Mahmud Ahmedinejad, Azerbaycan ile Ermenistan arasındaki Karabağ sorununa ilişkin soru üzerine de ''Biz bütün ülkelerdeki sorunların adalet ve diyalogla çözüleceğine inanıyoruz. Bizim Azerbaycan ile ilişkilerimiz derin, kardeşçe, tarihe dayanan ve güçlü ilişkilerdir. Biz Azerbaycan halkının hukukunu destekliyoruz. Biz Ermenistan ile de iyi ilişkilere sahibiz. Bu konuda yardım edebileceğimizi bildirdik'' dedi.
MUTTEKİ'NİN GÖREVDEN ALINMASI
Ahmedinejad, Manuçehr Mutteki'nin Dışişleri Bakanlığı görevinden alınmasıyla ilgili bir soruya karşılık da İran'da yönetimde değişiklik yapılmasının çok doğal bir şey olduğunu ifade ederek, ''Sayın Mutteki, hükümetimizin sevdiği saygıdeğer bir kişidir. Bir sorun olduğunu zannetmiyorum. Mutteki ile daha önce görüştüm, kendisinin görevden alınacağından haberi olmadığı şeklindeki açıklaması doğru değildir'' diye konuştu.
Mutteki'nin görevden alınmasının 5P+1 ülkeleriyle yapılacak müzakereleri zorlaştıracağı yönündeki yorumlarla ilgili olarak da Ahmedinejad, ''İran'ın dış politikası sabittir. İnsanların değişmesiyle siyasetimizde bir değişiklik olmaz. Sayın Salihi tanınmış bir kişiliktir, tecrübe sahibi bir diplomattır'' dedi.
Filistin ile ilgili bir soru üzerine Ahmedinejad, bu sorunun ''çözmeye çalışan bazı tarafların, adalete ve halkların hukukuna ilgileri bulunmaması'' nedeniyle 60 yıldır çözülemediğini söyledi.
Ahmedinejad, ''Filistin milletinin yasal hakları resmiyet bulmazsa, adalet sorunların çözümünde temel oluşturmazsa, tüm projeler yenilgiye uğrayacaktır. Filistin halkının bağımsızlığının resmi olduğunu her zaman söylemişizdir. Filistin halkının özgür bir seçimle kendi geleceğini oluşturmasını istedik.
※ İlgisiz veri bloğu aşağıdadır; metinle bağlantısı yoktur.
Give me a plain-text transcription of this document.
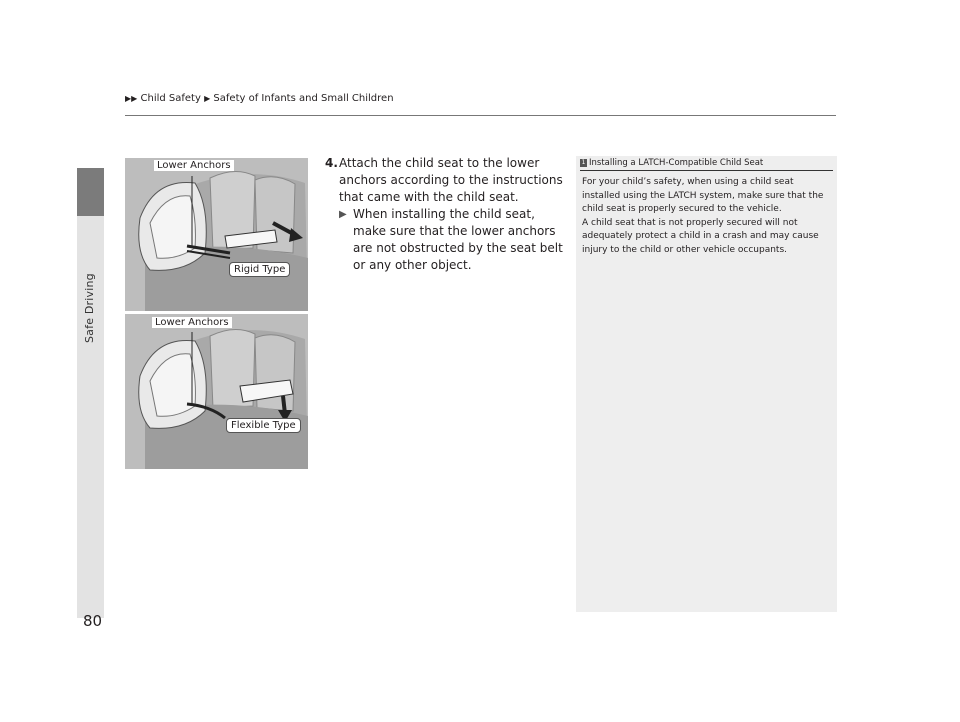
Safe Driving
▶▶ Child Safety ▶ Safety of Infants and Small Children
Lower Anchors
Rigid Type
Lower Anchors
Flexible Type
4. Attach the child seat to the lower anchors according to the instructions that came with the child seat.
▶ When installing the child seat, make sure that the lower anchors are not obstructed by the seat belt or any other object.
1 Installing a LATCH-Compatible Child Seat
For your child’s safety, when using a child seat installed using the LATCH system, make sure that the child seat is properly secured to the vehicle.
A child seat that is not properly secured will not adequately protect a child in a crash and may cause injury to the child or other vehicle occupants.
80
Bunlar bir milletin temel haklarındandır ancak onlar bu yasal hakları kabul etmek yerine sadece siyonistlerin çıkarlarını kurtaran yollara başvurmak istiyordur'' şeklinde konuştu.
TOPLANTIDAN NOTLAR
Toplantıda Ahmedinejad'ın oturduğu masanın iki ucunda, İran'ın dini liderleri Ayetullah Humeyni ile Ayetullah Ali Hamaney'in fotoğrafları yer aldı.
Toplantıyı izleyecek çok sayıdaki yerli ve yabancı basın mensubu, üstleri ve çantaları aranarak salona alınırken, toplantı salonunda da köpekler aracılığıyla arama yapıldı.
Ahmedinejad, toplantının sonunda zafer işareti yaptı.